One of my sites (/etc/php/7.0/fpm/pool.d/web3.conf):

[web3]

listen = /var/lib/php7.0-fpm/web3.sock
listen.owner = web3
listen.group = www-data
listen.mode = 0660

user = web3
group = client1

pm = dynamic
pm.max_children = 141
pm.start_servers = 20
pm.min_spare_servers = 20
pm.max_spare_servers = 35
pm.max_requests = 500

chdir = /

env[HOSTNAME] = $HOSTNAME
env[TMP] = /var/www/clients/client1/web3/tmp
env[TMPDIR] = /var/www/clients/client1/web3/tmp
env[TEMP] = /var/www/clients/client1/web3/tmp
env[PATH] = /usr/local/sbin:/usr/local/bin:/usr/sbin:/usr/bin:/sbin:/bin

Resource/proc usage from htop:

enter image description here

Best Answer

The issue is with your database access. You have several MySQL processes using CPU, which indicates that database queries take long to execute.

You need to look into your application, looking for the following things:

  1. Database queries are properly optimised.
  2. Database design is efficient, and proper indexing is in place.
  3. Application has proper data caches in place.

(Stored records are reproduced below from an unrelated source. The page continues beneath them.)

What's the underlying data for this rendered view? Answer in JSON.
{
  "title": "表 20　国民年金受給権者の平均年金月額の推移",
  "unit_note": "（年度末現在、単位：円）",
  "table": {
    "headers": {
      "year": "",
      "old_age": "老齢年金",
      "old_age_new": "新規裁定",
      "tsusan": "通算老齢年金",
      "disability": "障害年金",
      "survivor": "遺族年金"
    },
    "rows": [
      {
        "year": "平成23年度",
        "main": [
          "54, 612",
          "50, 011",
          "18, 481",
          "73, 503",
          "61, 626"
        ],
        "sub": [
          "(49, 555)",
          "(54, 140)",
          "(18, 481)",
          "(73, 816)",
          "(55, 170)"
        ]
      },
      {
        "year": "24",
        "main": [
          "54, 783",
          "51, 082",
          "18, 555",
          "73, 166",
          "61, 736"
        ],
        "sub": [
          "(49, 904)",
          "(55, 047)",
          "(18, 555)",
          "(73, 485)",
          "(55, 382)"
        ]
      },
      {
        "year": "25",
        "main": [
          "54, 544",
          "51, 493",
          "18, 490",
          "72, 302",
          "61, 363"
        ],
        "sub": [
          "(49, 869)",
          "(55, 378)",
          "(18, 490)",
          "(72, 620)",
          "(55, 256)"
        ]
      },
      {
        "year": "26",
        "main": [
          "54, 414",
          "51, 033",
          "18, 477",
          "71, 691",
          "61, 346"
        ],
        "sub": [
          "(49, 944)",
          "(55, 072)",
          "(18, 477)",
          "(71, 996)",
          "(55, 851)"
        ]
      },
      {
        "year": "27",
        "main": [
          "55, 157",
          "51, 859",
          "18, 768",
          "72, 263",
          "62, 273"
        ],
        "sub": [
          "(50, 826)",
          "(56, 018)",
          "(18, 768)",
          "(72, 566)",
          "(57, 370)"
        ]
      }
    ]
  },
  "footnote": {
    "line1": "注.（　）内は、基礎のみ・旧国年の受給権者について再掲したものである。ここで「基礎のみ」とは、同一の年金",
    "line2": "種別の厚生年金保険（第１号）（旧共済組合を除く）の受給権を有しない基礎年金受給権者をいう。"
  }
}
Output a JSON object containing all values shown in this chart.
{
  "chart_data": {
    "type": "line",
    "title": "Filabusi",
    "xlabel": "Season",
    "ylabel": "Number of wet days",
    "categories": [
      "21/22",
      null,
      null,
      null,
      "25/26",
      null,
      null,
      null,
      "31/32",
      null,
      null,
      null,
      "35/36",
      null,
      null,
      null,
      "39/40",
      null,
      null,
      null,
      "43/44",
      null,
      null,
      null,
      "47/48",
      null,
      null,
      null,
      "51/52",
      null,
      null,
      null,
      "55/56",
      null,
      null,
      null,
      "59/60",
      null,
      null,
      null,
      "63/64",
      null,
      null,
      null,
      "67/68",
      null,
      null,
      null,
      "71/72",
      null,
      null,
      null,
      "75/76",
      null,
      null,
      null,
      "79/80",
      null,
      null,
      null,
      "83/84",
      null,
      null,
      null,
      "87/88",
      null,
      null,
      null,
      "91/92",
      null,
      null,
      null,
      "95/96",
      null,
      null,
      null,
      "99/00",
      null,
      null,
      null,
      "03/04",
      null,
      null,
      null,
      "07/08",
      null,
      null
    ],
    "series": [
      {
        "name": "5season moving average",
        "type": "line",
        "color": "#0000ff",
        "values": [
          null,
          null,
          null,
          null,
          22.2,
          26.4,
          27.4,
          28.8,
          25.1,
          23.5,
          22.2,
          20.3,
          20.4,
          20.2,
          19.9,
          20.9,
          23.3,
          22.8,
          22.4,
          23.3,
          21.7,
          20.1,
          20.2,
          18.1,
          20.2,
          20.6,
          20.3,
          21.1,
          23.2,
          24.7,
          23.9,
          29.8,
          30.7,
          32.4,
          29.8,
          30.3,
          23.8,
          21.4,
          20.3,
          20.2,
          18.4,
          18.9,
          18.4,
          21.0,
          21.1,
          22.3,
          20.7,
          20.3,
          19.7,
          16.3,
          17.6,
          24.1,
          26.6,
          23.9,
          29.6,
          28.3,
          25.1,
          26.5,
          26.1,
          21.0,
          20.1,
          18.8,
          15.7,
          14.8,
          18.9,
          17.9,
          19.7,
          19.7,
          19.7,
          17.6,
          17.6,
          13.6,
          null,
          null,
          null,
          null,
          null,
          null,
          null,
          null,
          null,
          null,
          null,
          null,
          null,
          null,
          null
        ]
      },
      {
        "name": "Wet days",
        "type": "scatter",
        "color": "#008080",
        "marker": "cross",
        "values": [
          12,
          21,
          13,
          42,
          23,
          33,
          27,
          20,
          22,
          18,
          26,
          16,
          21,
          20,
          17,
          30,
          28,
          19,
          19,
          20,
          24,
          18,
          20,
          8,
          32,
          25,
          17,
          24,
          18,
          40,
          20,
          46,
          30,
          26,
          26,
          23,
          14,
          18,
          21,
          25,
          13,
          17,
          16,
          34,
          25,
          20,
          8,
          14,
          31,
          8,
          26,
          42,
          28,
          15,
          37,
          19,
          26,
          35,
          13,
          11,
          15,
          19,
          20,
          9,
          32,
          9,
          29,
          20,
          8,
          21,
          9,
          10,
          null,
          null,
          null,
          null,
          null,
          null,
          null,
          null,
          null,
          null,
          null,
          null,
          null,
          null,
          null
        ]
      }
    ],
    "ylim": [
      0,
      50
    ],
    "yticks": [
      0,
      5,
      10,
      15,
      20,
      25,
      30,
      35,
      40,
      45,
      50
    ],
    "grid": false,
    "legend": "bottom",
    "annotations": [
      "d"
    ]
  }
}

The slow database queries then cause PHP-FPM to run out of available child processes which process the client requests. This will cause 502 Bad Gateway errors. You can try to increase pm.max_children setting for web3 pool, since that is causing the errors. This can remove scalability symptoms, but does not fix the root cause which is application / database inefficiency.

If you are not using the www pool, you can remove it to save the resources it uses.

The ideal setting for pm.max_requests is zero, that is, PHP workers should never be restarted. If your PHP workers don't leak memory due to bad coding of libraries, then you can use zero over there. Otherwise you can use whichever value that keeps the memory usage of the workers decent. There really isn't any other good advice to give regarding this setting.

There isn't that much you can do with nginx settings here, since it is the PHP-FPM that is not available sometimes. You could change gzip_comp_level to 1, which makes nginx spend a little less CPU compressing output. But this has really small effect compared to application optimisation.